Не то чтобы недоброжелателей не было. В самом деле, за десять лет до речи Тернера писательница Хелен Хант Джексон опубликовала язвительное обвинение в отношении правительства США к коренным народам под названием "Век бесчестья". Используя правительственные документы и рассказы активистов коренных народов из первых рук, Джексон подробно описала несколько массовых убийств племенных групп, а также множество нарушенных договоров, которые обещали землю, поставки и представительство в правительстве. К сожалению, ее решение было очень похоже на то, что предлагали "друзья индейцев" на конференциях в Лейк-Мохонке: "цивилизация" коренного населения посредством образования и ассимиляции. Тем не менее, ее работа дала понять, что многие американцы не купились на идею о том, что расовая замена - это судьба нации. Как утверждала Джексон, в стране еще живы сотни тысяч индейцев, и они заслуживают своих прав, оговоренных в сотнях договоров.
Когда ее книга осталась без внимания, Джексон написала роман в стиле "Хижины дяди Тома" о трагической жизни коренной мексиканской девушки смешанной расы по имени Рамона. Действие романа происходит в Южной Калифорнии, и он показывает расизм в отношении коренного населения на границе, где американская культура вступала в конфликт со старым укладом мексиканских калифорнийцев и многих коренных племен. Нет нужды говорить, что все "добрые индейцы" в "Рамоне" - христиане, а подрывной посыл Джексона о правах коренных народов - настолько слабый, что его невозможно было распознать. Рамона" мгновенно стала бестселлером и была адаптирована для нескольких фильмов в первой половине двадцатого века. Д. У. Гриффит, известный своей расистской эпопеей "Рождение нации", снял короткометражный фильм по мотивам Рамоны в 1910 году. Эта история стала скорее романтическим мифом, чем обвинением в позорной политике и насилии Соединенных Штатов по отношению к коренным племенам.
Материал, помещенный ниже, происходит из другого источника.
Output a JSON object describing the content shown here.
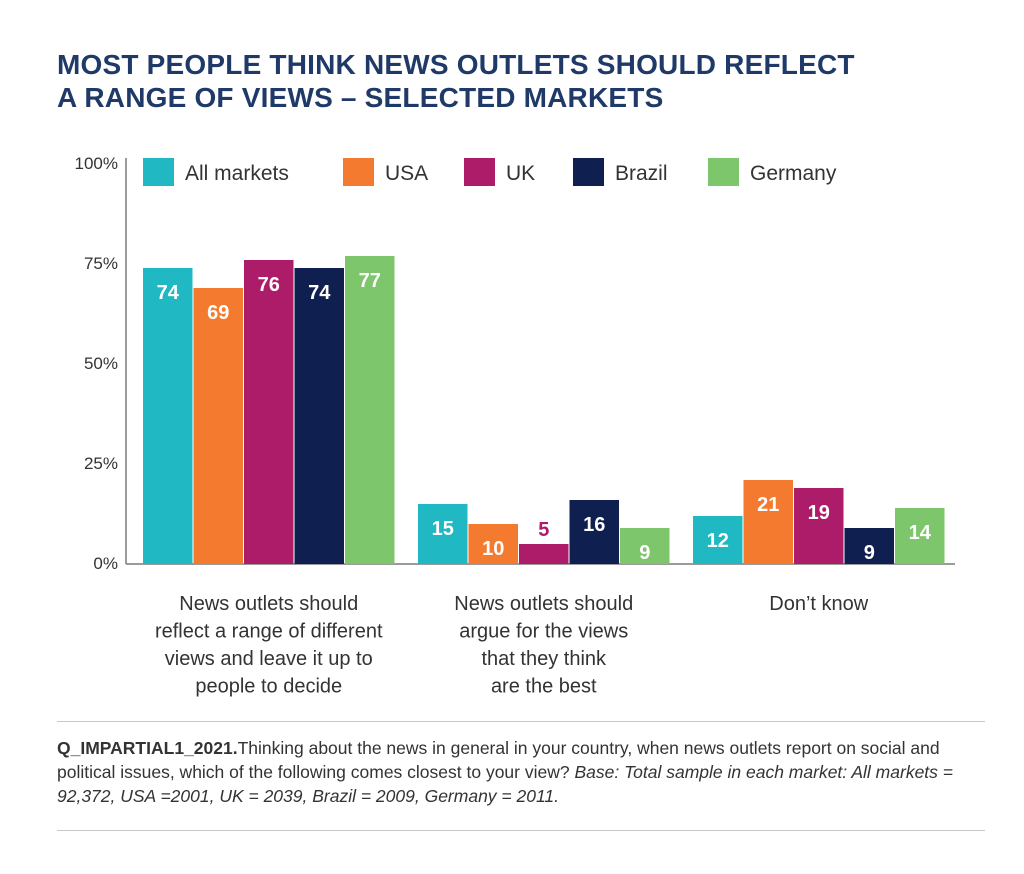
{
  "title": {
    "line1": "MOST PEOPLE THINK NEWS OUTLETS SHOULD REFLECT",
    "line2": "A RANGE OF VIEWS – SELECTED MARKETS"
  },
  "chart_data": {
    "type": "bar",
    "categories": [
      [
        "News outlets should",
        "reflect a range of different",
        "views and leave it up to",
        "people to decide"
      ],
      [
        "News outlets should",
        "argue for the views",
        "that they think",
        "are the best"
      ],
      [
        "Don’t know"
      ]
    ],
    "series": [
      {
        "name": "All markets",
        "color": "#1fb8c3",
        "values": [
          74,
          15,
          12
        ]
      },
      {
        "name": "USA",
        "color": "#f47a2f",
        "values": [
          69,
          10,
          21
        ]
      },
      {
        "name": "UK",
        "color": "#ad1c68",
        "values": [
          76,
          5,
          19
        ]
      },
      {
        "name": "Brazil",
        "color": "#0f1f4f",
        "values": [
          74,
          16,
          9
        ]
      },
      {
        "name": "Germany",
        "color": "#7dc66b",
        "values": [
          77,
          9,
          14
        ]
      }
    ],
    "ylim": [
      0,
      100
    ],
    "yticks": [
      "0%",
      "25%",
      "50%",
      "75%",
      "100%"
    ],
    "ytick_values": [
      0,
      25,
      50,
      75,
      100
    ],
    "legend_position": "top",
    "grid": false
  },
  "footnote": {
    "code": "Q_IMPARTIAL1_2021.",
    "question": "Thinking about the news in general in your country, when news outlets report on social and political issues, which of the following comes closest to your view? ",
    "base": "Base: Total sample in each market: All markets = 92,372, USA =2001, UK = 2039, Brazil = 2009, Germany = 2011."
  }
}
Если работы Тернера и Джексона представляют собой два подхода к психологической войне, которая кипела рядом с индейскими войнами, то очевидно, что подход Тернера оказался самым популярным. Его видение белых поселенцев, пришедших на смену коренным народам, определило то, как последующие поколения понимали девятнадцатый век и то, как белые поселенцы помнили (или, точнее, не помнили) цивилизации коренных народов. На другой стороне психологической войны, которую представлял Сидящий Бык как вождь и знаменитость племени лакота, была сила Танца призраков как формы прямого действия. Как отмечает историк Ник Эстес, наследие "Танца призраков" сохраняется и в наши дни, вдохновляя такие движения сопротивления, как NoDAPL, где жители Лакоты и их союзники столкнулись с правительством США из-за планов строительства трубопровода Dakota Access Pipeline.
Хотя Первая мировая война стала первым случаем, когда психологическая война была определена как таковая, практика сочетания пропаганды и мифотворчества с тотальной войной началась с индейских войн. Последствия индейских войн бросили длинную тень на будущее Америки. В течение следующего столетия психологическое оружие, разработанное в XIX веке, оттачивалось в кузнице Первой мировой войны, а во время Второй мировой войны получило широкое распространение. В конце концов, в эпоху социальных сетей 2010-х годов рассказывание историй с использованием оружия стало настолько нормальным, что трудно было определить места сражений, пока не стало слишком поздно.
Глава 3. Рекламные объявления о лишении гражданских прав
Соединенные Штаты находятся в самом разгаре психологической войны вокруг голосования. Каждый избирательный цикл, будь то выборы в местный школьный совет или на пост президента, порождает сотни новостей о дезинформации в Интернете. За этим следует шквал вопросов. Кто несет ответственность за дезинформацию? Как мы должны на нее реагировать? Помогает ли развенчание истории о фальсификации выборов на самом деле, или это еще больше укореняет заговоры в американском воображении? Единственное, что на данный момент кажется несомненным, - это то, что каждые выборы вызывают шквал лжи, обвинений и манипуляций со стороны неизвестного числа групп, цели которых в лучшем случае кажутся непрозрачными.